After reading the language of the sacred books, I see it may be termed suddha manas [pure mind], akhandakara vritti [unbroken experience], prajna [true knowledge] etc.; that is, the state of mind of Iswara or the jnani."

 

After this event, he lost interest in school studies, friends, and relations. He was absent-minded at school, "imagining and expecting God would suddenly drop down from Heaven before me." Avoiding company, he preferred to sit alone, absorbed in concentration on this current or force, and went daily to the Meenakshi Temple, ecstatically devoted to the images of the 63 Nayanars and of Nataraja, wanting "the same grace as was shown to those saints," praying that he "should have the same bhakti that they had" and "[weeping] that God should give me the same grace He gave to those saints". Venkataraman’s elder brother, Nagaswami, was aware of a great change in him and on several occasions rebuked him for his detachment from all that was going on around him.

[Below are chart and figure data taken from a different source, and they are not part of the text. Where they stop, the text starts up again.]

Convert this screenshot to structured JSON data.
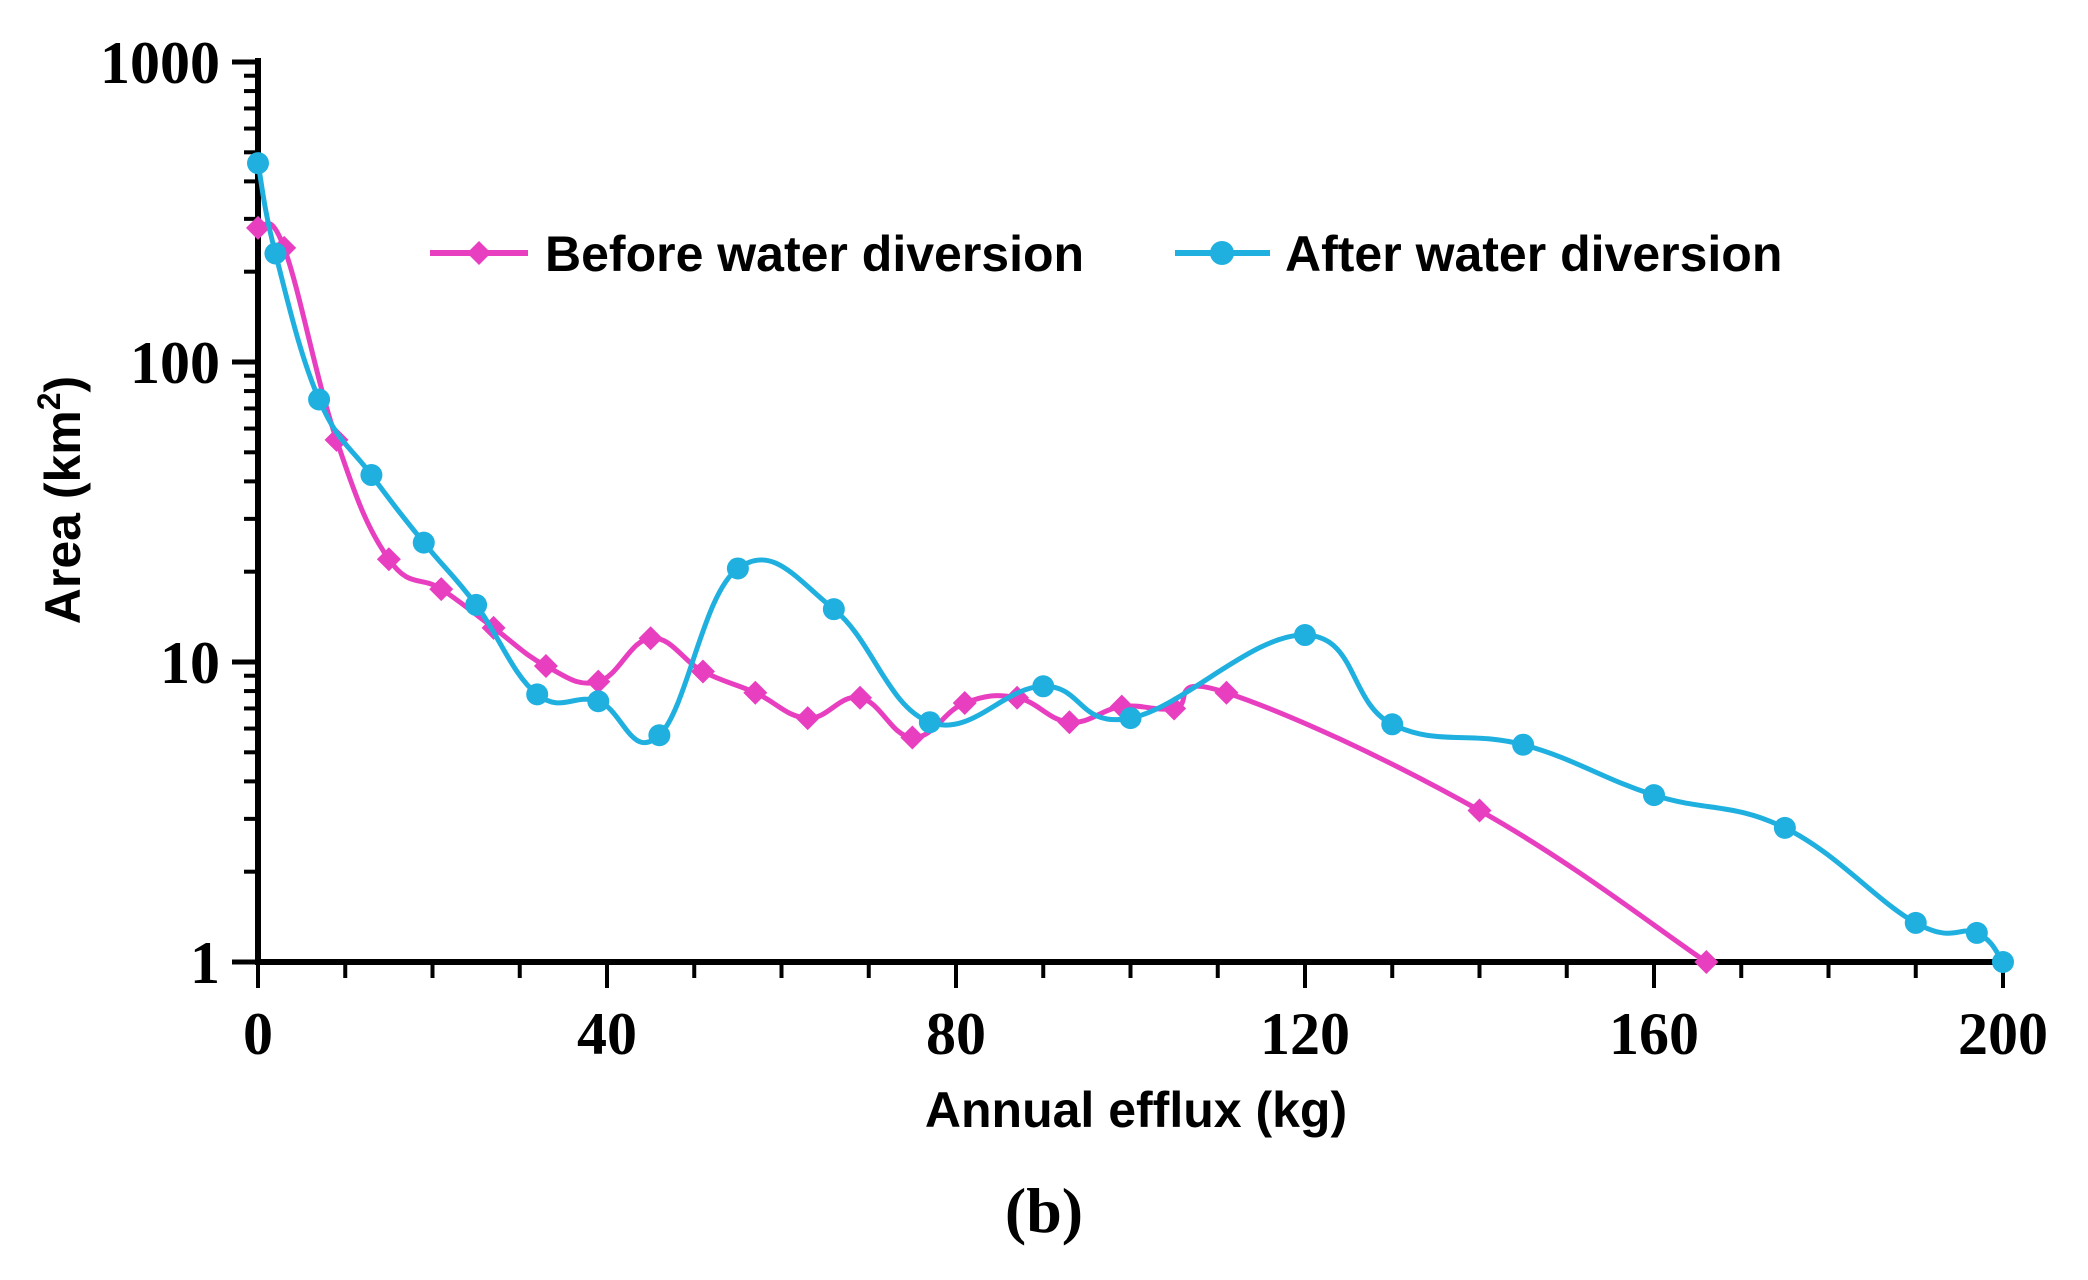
{
  "chart_data": {
    "type": "line",
    "title": "",
    "panel_label": "(b)",
    "xlabel": "Annual efflux (kg)",
    "ylabel_main": "Area (km",
    "ylabel_sup": "2",
    "ylabel_close": ")",
    "xlim": [
      0,
      200
    ],
    "ylim": [
      1,
      1000
    ],
    "yscale": "log",
    "x_ticks": [
      0,
      40,
      80,
      120,
      160,
      200
    ],
    "x_tick_labels": [
      "0",
      "40",
      "80",
      "120",
      "160",
      "200"
    ],
    "y_ticks": [
      1,
      10,
      100,
      1000
    ],
    "y_tick_labels": [
      "1",
      "10",
      "100",
      "1000"
    ],
    "legend_position": "top",
    "series": [
      {
        "name": "Before water diversion",
        "color": "#e83fc0",
        "marker": "diamond",
        "x": [
          0,
          3,
          9,
          15,
          21,
          27,
          33,
          39,
          45,
          51,
          57,
          63,
          69,
          75,
          81,
          87,
          93,
          99,
          105,
          111,
          140,
          166
        ],
        "y": [
          280,
          240,
          55,
          22,
          17.5,
          13,
          9.7,
          8.6,
          12,
          9.3,
          7.9,
          6.5,
          7.6,
          5.6,
          7.3,
          7.6,
          6.3,
          7.1,
          7.0,
          7.9,
          3.2,
          1.0
        ]
      },
      {
        "name": "After water diversion",
        "color": "#1fb0e0",
        "marker": "circle",
        "x": [
          0,
          2,
          7,
          13,
          19,
          25,
          32,
          39,
          46,
          55,
          66,
          77,
          90,
          100,
          120,
          130,
          145,
          160,
          175,
          190,
          197,
          200
        ],
        "y": [
          460,
          230,
          75,
          42,
          25,
          15.5,
          7.8,
          7.4,
          5.7,
          20.5,
          15,
          6.3,
          8.3,
          6.5,
          12.3,
          6.2,
          5.3,
          3.6,
          2.8,
          1.35,
          1.25,
          1.0
        ]
      }
    ]
  }
}
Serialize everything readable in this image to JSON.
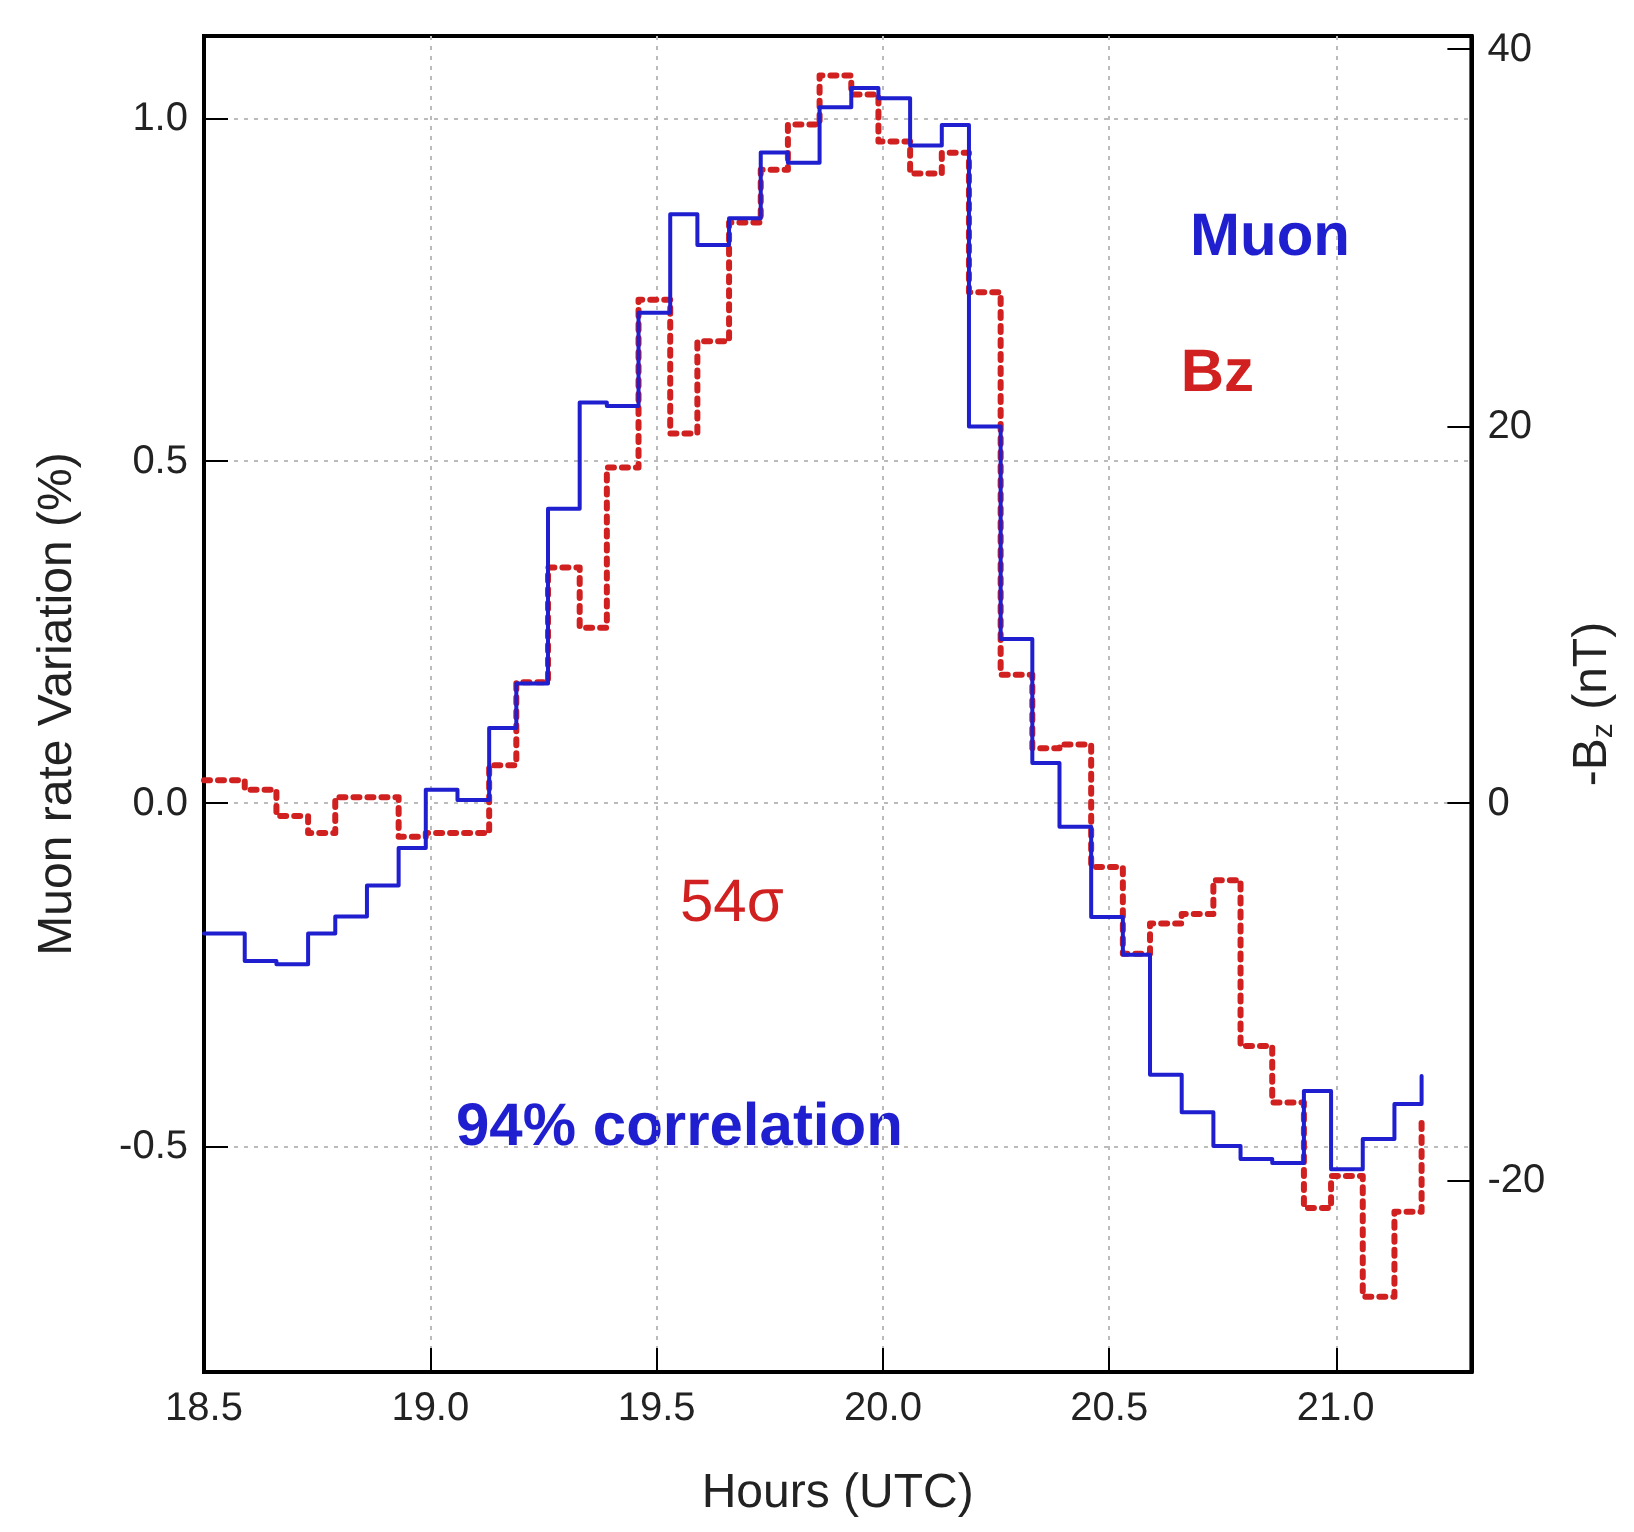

About six weeks after Venkataraman’s absorption into the current or force, on 29 August 1896, he was attempting to complete a homework assignment which had been given to him by his English teacher for indifference in his studies. Suddenly Venkataraman tossed aside the book and turned inward in meditation. His elder brother rebuked him again, asking, "What use is all this to one who is like this?", referring to his behaviour as a sadhu.